Jones has also maintained strong ties to KU, having served on the School of Engineering Advisory Board since 1991. He’s also provided valuable resources to the School of Engineering as a member of the Engineering Deans Club of KU Endowment.
He and his wife, Kay, live in Prairie Village.
Jim Remsberg has an unwavering commitment to the University of Kansas School of Engineering and a palpable passion for engineering education. The 1957 petroleum engineering graduate has remained close with the school throughout a 50-plus year career in the oil industry.
Remsberg started his career at Continental Oil Co. – the predecessor of Conoco – working in all phases of petroleum production, including reservoir engineering and enhanced recovery. In 1966, he moved to Slawson Companies Inc., where he assumed management responsibilities for all drilling, production, completion and reservoir activities required for nearly 1,000 company and outside-operated wells.

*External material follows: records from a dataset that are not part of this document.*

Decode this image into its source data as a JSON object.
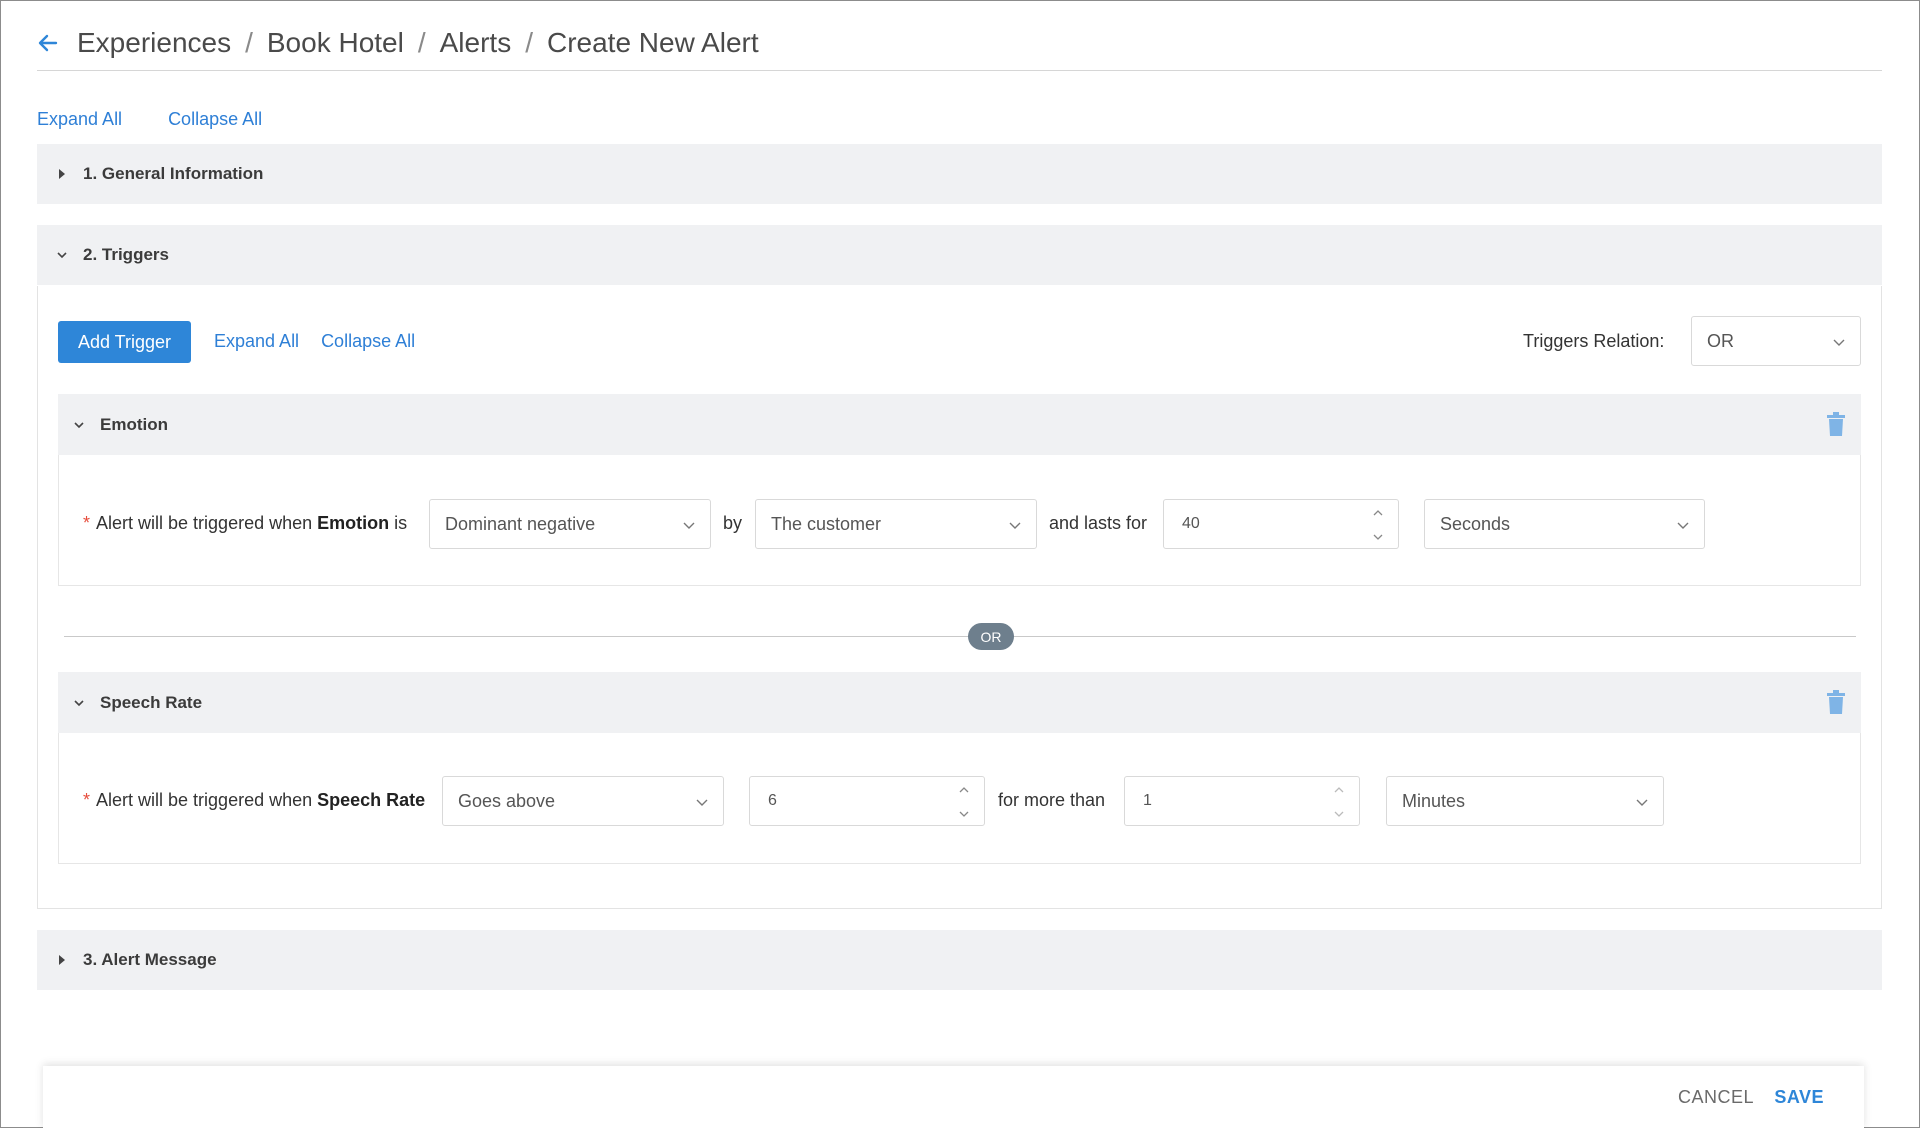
{
  "breadcrumb": [
    "Experiences",
    "Book Hotel",
    "Alerts",
    "Create New Alert"
  ],
  "breadcrumb_separator": "/",
  "top_links": {
    "expand_all": "Expand All",
    "collapse_all": "Collapse All"
  },
  "sections": {
    "general": {
      "title": "1. General Information",
      "expanded": false
    },
    "triggers": {
      "title": "2. Triggers",
      "expanded": true
    },
    "alert_message": {
      "title": "3. Alert Message",
      "expanded": false
    }
  },
  "triggers_panel": {
    "add_trigger_label": "Add Trigger",
    "expand_all": "Expand All",
    "collapse_all": "Collapse All",
    "relation_label": "Triggers Relation:",
    "relation_value": "OR",
    "or_badge": "OR"
  },
  "emotion_trigger": {
    "title": "Emotion",
    "prefix": "Alert will be triggered when",
    "metric": "Emotion",
    "is": "is",
    "condition": "Dominant negative",
    "by": "by",
    "subject": "The customer",
    "lasts_for": "and lasts for",
    "duration": "40",
    "unit": "Seconds"
  },
  "speech_trigger": {
    "title": "Speech Rate",
    "prefix": "Alert will be triggered when",
    "metric": "Speech Rate",
    "condition": "Goes above",
    "threshold": "6",
    "for_more_than": "for more than",
    "duration": "1",
    "unit": "Minutes"
  },
  "footer": {
    "cancel": "CANCEL",
    "save": "SAVE"
  },
  "colors": {
    "accent": "#2e86d8",
    "section_bg": "#f0f1f3",
    "required": "#e74c3c",
    "or_badge": "#6e7f8d"
  }
}
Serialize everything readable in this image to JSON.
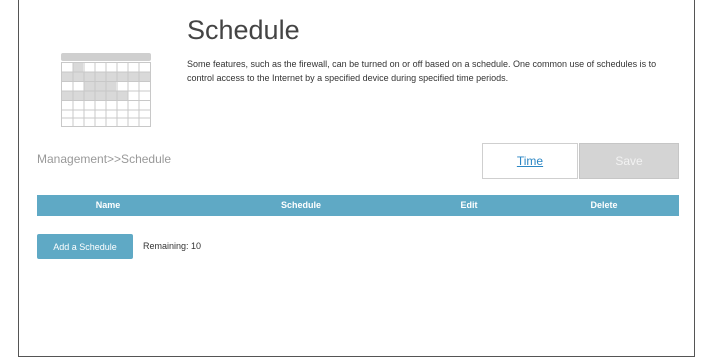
{
  "page": {
    "title": "Schedule",
    "description": "Some features, such as the firewall, can be turned on or off based on a schedule. One common use of schedules is to control access to the Internet by a specified device during specified time periods.",
    "breadcrumb": "Management>>Schedule",
    "icon": "calendar-icon"
  },
  "actions": {
    "time_label": "Time",
    "save_label": "Save"
  },
  "table": {
    "columns": [
      "Name",
      "Schedule",
      "Edit",
      "Delete"
    ],
    "rows": []
  },
  "footer": {
    "add_label": "Add a Schedule",
    "remaining": "Remaining: 10"
  },
  "colors": {
    "accent": "#5fa9c5",
    "link": "#2a86c4",
    "disabled_button": "#d4d4d4"
  }
}
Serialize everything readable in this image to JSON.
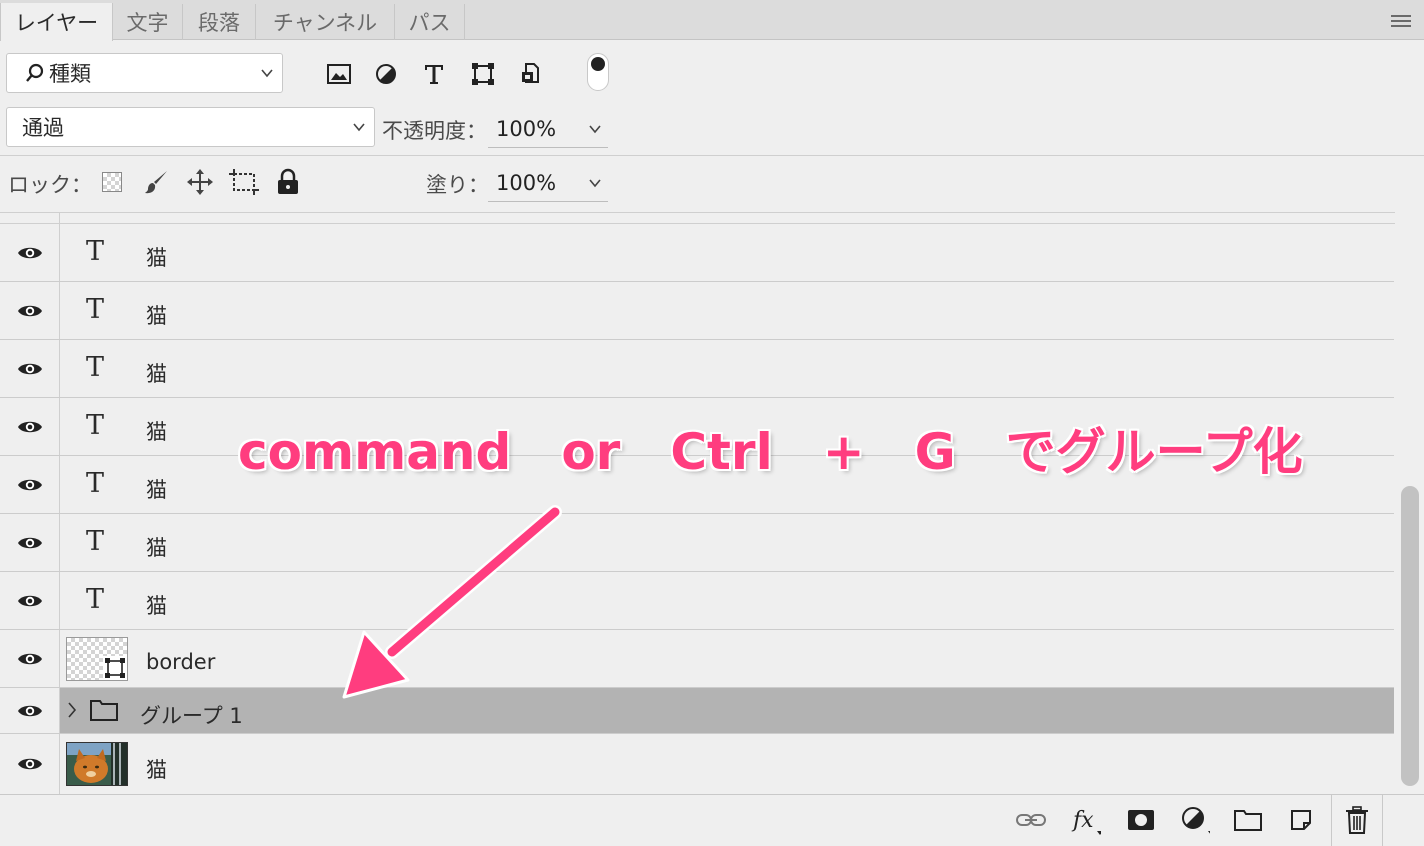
{
  "tabs": [
    {
      "label": "レイヤー",
      "active": true
    },
    {
      "label": "文字",
      "active": false
    },
    {
      "label": "段落",
      "active": false
    },
    {
      "label": "チャンネル",
      "active": false
    },
    {
      "label": "パス",
      "active": false
    }
  ],
  "filter": {
    "kind_label": "種類",
    "icons": [
      "image-filter-icon",
      "adjustment-filter-icon",
      "type-filter-icon",
      "shape-filter-icon",
      "smart-object-filter-icon"
    ]
  },
  "blend": {
    "mode": "通過",
    "opacity_label": "不透明度：",
    "opacity_value": "100%"
  },
  "lock": {
    "label": "ロック：",
    "fill_label": "塗り：",
    "fill_value": "100%"
  },
  "layers": [
    {
      "type": "text",
      "name": "猫",
      "glyph": "T"
    },
    {
      "type": "text",
      "name": "猫",
      "glyph": "T"
    },
    {
      "type": "text",
      "name": "猫",
      "glyph": "T"
    },
    {
      "type": "text",
      "name": "猫",
      "glyph": "T"
    },
    {
      "type": "text",
      "name": "猫",
      "glyph": "T"
    },
    {
      "type": "text",
      "name": "猫",
      "glyph": "T"
    },
    {
      "type": "text",
      "name": "猫",
      "glyph": "T"
    },
    {
      "type": "shape",
      "name": "border"
    },
    {
      "type": "group",
      "name": "グループ 1",
      "selected": true
    },
    {
      "type": "image",
      "name": "猫"
    }
  ],
  "annotation": {
    "text": "command　or　Ctrl　+　G　でグループ化",
    "color": "#ff3d7f"
  },
  "colors": {
    "panel": "#efefef",
    "selected_row": "#b3b3b3",
    "accent": "#ff3d7f"
  }
}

In 1989, Remsberg founded Argent Energy Inc., where he currently serves as president and CEO. Remsberg provides technical support for the acquisition, exploration and operation of oil and gas producing properties.
Remsberg has also dedicated significant time and energy to advancing the goals of the KU School of Engineering and in helping engineering students learn and grow during their time on campus. Remsberg has served on the School of Engineering Advisory Board since 1993 and is a longtime member of the KU Endowment Deans Club in support of the KU School of Engineering. He is a professional engineer, licensed in Kansas, and a lifetime member of the Society of Petroleum Engineers.
He and his wife, Sandy, live in Wichita.